Результаты эксперимента были на удивление последовательными! Участники были абсолютно уверены в своих ответах, но более чем в половине случаев они оказывались неправы. Выходит, что заставить мозг игнорировать большую часть информации невероятно легко! Символы мигают на экране в соответствии с каким-либо шаблоном, и, когда он меняется, мозг продолжает избирательно фокусироваться на первом шаблоне и поэтому исключает восприятие другой информации – то есть не видит символы. Время играет здесь очень большую роль. Время появления символа на экране специально сократили до минимума. Это заставляет участника быстро принимать решение перед тем, как появится следующий набор символов. При увеличении времени показа результаты значительно улучшаются.
Еще более забавное исследование, демонстрирующее, насколько сильно может проявляться у нас эффект избирательности, провели психологи Даниэл Саймонс и Кристофер Шабри. Это эксперимент под названием «Гориллы среди нас». Участников попросили просмотреть видео, на котором группа людей передавала друг другу баскетбольный мяч, и посчитать, сколько раз мяч будет передан из рук в руки. Пока они считают, в кадре появляется женщина, облаченная в костюм гориллы, останавливается посередине, бьет себя в грудь и медленно уходит из кадра – это длится в течение целых девяти секунд. По окончании просмотра участников попросили ответить на несколько вопросов: «Видели ли вы на экране что-то необычное?», «Заметили ли вы кого-то, кроме баскетбольных игроков?» Наконец, их спрашивали: «Видели ли вы гориллу?» Более половины опрошенных отвечали, что не видели ничего странного и, тем более, гориллу!
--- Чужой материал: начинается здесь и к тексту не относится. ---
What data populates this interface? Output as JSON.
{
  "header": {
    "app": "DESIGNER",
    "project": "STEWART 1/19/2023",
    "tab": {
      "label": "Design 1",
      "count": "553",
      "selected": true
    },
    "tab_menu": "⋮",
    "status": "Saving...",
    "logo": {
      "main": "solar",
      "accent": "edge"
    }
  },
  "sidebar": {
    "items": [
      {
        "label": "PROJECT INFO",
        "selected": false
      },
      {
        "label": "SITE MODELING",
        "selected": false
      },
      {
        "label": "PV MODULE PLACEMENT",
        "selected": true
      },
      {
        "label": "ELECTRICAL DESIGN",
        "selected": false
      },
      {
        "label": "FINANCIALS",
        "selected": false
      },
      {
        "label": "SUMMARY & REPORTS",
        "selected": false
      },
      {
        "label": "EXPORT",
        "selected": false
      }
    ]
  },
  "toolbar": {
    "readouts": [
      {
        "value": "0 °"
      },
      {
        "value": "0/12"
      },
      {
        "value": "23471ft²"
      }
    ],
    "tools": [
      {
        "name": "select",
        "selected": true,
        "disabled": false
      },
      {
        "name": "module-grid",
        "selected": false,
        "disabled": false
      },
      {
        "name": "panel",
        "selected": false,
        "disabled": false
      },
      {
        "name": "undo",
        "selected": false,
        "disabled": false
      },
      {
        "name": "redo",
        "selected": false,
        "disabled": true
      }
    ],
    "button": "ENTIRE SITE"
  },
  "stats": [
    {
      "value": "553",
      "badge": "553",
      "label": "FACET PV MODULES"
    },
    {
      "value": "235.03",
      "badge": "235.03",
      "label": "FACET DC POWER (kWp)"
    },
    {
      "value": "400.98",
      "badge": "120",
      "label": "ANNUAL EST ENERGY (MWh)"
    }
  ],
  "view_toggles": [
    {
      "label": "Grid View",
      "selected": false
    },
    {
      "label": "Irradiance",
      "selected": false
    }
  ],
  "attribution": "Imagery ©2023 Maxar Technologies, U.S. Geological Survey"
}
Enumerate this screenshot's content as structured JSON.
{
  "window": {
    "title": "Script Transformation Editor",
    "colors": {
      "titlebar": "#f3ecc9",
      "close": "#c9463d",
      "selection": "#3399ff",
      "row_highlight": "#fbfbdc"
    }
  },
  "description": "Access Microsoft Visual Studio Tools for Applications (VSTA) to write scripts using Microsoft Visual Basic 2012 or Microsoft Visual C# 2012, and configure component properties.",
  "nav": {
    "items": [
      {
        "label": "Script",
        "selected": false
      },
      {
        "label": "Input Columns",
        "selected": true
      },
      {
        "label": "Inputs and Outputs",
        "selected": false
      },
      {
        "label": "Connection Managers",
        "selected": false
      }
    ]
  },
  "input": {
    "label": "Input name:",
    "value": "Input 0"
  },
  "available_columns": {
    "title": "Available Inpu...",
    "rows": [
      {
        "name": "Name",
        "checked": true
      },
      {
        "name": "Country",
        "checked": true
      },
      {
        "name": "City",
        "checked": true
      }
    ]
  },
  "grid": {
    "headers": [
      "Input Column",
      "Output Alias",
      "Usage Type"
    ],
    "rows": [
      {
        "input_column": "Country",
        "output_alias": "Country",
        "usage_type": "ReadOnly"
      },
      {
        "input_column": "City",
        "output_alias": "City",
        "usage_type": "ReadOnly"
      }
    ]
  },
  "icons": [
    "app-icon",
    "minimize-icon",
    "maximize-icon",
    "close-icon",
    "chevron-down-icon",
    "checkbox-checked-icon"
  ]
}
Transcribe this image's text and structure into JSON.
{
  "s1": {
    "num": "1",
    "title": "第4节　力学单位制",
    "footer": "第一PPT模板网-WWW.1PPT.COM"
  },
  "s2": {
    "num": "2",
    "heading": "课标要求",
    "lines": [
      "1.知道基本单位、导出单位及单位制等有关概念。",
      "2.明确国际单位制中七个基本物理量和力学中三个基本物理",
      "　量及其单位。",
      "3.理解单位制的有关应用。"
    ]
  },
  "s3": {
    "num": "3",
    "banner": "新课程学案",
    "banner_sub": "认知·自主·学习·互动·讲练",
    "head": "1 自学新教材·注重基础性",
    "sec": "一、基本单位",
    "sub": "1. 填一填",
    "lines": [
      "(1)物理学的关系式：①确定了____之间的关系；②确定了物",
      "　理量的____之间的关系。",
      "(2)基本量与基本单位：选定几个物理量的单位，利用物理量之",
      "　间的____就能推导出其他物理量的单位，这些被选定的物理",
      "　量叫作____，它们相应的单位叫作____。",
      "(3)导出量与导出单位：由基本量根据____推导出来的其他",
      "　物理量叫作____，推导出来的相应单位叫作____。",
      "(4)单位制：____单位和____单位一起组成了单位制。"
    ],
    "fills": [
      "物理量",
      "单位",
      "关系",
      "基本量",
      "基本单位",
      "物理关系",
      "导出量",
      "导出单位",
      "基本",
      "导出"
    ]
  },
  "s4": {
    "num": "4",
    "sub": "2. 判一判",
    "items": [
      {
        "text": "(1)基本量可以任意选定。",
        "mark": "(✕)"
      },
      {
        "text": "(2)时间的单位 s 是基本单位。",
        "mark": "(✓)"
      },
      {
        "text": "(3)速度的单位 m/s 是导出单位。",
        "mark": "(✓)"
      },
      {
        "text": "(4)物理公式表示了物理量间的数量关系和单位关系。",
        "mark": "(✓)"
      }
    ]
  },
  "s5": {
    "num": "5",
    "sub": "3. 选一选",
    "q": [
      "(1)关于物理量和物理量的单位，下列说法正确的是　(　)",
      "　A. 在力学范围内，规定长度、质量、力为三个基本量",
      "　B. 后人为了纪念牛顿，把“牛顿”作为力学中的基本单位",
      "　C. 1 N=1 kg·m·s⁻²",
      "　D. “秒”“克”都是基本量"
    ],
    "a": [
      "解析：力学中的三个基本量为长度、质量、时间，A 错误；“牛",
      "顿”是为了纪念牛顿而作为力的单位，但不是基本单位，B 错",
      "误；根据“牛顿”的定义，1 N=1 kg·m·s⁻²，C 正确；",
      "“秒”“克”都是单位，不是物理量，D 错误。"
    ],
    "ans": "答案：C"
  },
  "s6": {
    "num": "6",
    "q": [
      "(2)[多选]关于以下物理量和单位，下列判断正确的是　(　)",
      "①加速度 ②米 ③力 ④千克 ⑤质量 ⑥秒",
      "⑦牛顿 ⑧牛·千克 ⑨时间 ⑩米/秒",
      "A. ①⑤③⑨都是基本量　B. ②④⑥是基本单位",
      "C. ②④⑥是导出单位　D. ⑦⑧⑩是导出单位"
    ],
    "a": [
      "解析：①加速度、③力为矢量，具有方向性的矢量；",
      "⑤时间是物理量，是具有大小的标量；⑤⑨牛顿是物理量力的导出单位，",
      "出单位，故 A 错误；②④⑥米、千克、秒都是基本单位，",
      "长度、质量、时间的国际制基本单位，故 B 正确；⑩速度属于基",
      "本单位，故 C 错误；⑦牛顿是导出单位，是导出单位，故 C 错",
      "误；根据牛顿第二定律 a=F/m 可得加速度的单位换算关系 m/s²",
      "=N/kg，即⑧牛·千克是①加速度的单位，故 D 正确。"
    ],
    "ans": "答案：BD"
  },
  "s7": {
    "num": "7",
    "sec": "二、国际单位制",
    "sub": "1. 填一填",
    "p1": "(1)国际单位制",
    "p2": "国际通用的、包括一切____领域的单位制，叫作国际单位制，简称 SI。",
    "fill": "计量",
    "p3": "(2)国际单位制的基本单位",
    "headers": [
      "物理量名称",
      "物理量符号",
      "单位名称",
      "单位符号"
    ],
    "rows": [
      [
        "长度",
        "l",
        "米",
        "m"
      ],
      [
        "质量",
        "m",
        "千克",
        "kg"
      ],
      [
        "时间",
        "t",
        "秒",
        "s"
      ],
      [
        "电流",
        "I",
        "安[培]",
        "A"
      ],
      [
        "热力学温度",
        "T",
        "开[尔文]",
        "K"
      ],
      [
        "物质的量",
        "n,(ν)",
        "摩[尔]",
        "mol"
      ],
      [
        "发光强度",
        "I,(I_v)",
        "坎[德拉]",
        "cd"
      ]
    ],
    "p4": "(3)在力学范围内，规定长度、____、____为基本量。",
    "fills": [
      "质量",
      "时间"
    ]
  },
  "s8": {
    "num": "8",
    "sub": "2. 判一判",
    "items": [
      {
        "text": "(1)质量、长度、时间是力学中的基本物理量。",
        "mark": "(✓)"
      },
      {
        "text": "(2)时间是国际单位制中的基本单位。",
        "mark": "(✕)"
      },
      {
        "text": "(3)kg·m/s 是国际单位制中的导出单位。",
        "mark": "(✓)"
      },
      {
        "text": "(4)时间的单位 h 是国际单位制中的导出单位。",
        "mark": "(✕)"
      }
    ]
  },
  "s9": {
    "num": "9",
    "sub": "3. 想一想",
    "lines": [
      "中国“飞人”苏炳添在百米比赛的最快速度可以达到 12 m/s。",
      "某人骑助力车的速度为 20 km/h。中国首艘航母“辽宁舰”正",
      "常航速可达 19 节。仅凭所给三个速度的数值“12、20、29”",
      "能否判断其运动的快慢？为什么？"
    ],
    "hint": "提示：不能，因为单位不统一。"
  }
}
Экспериментаторам удалось «запустить» у участников избирательное внимание, попросив их сосредоточиться на мяче и подсчете передач. В результате большинство наблюдателей не увидели странного представления, появившегося прямо у них перед глазами!
Участники этого эксперимента позже говорили, что были шокированы своей ненаблюдательностью. Люди, проходившие «фланкерный» тест, тоже были абсолютно уверены в своей правоте. Подопытные, не заметившие на экране гориллу, позже были просто потрясены, что упустили нечто настолько очевидное!
Вернемся к Филу. Комнаты, которые он обходил, были похожи одна на другую как две капли воды, а значит, он мог быстро и эффективно оценить состояние комнаты («правильно» или «неправильно») за короткий промежуток времени. Эта задача стала настолько легкой, что он все больше увеличивал скорость. Когда Фил обнаружил комнату, «выбивающуюся» из общего правила, он не замедлился ни на секунду. В результате он упустил то, что было прямо у него под носом (хотя и в темноте).
Как нужно было поступить Филу? Сейчас ответ выглядит очевидным: ему нужно было замедлиться. Пара мгновений на размышления – и его мозг оценил бы ситуацию со всех сторон. Но, замедлившись, он подверг бы сомнению свое «ощущение правоты» – свою крепкую связь с определенностью. Подобно участникам «фланкерного» теста, Фил (будьте уверены) был шокирован, что упустил очевидную деталь. История Фила закончилась относительно хорошо. Но, к большому нашему сожалению, часто бывает и по-другому, как мы увидим далее.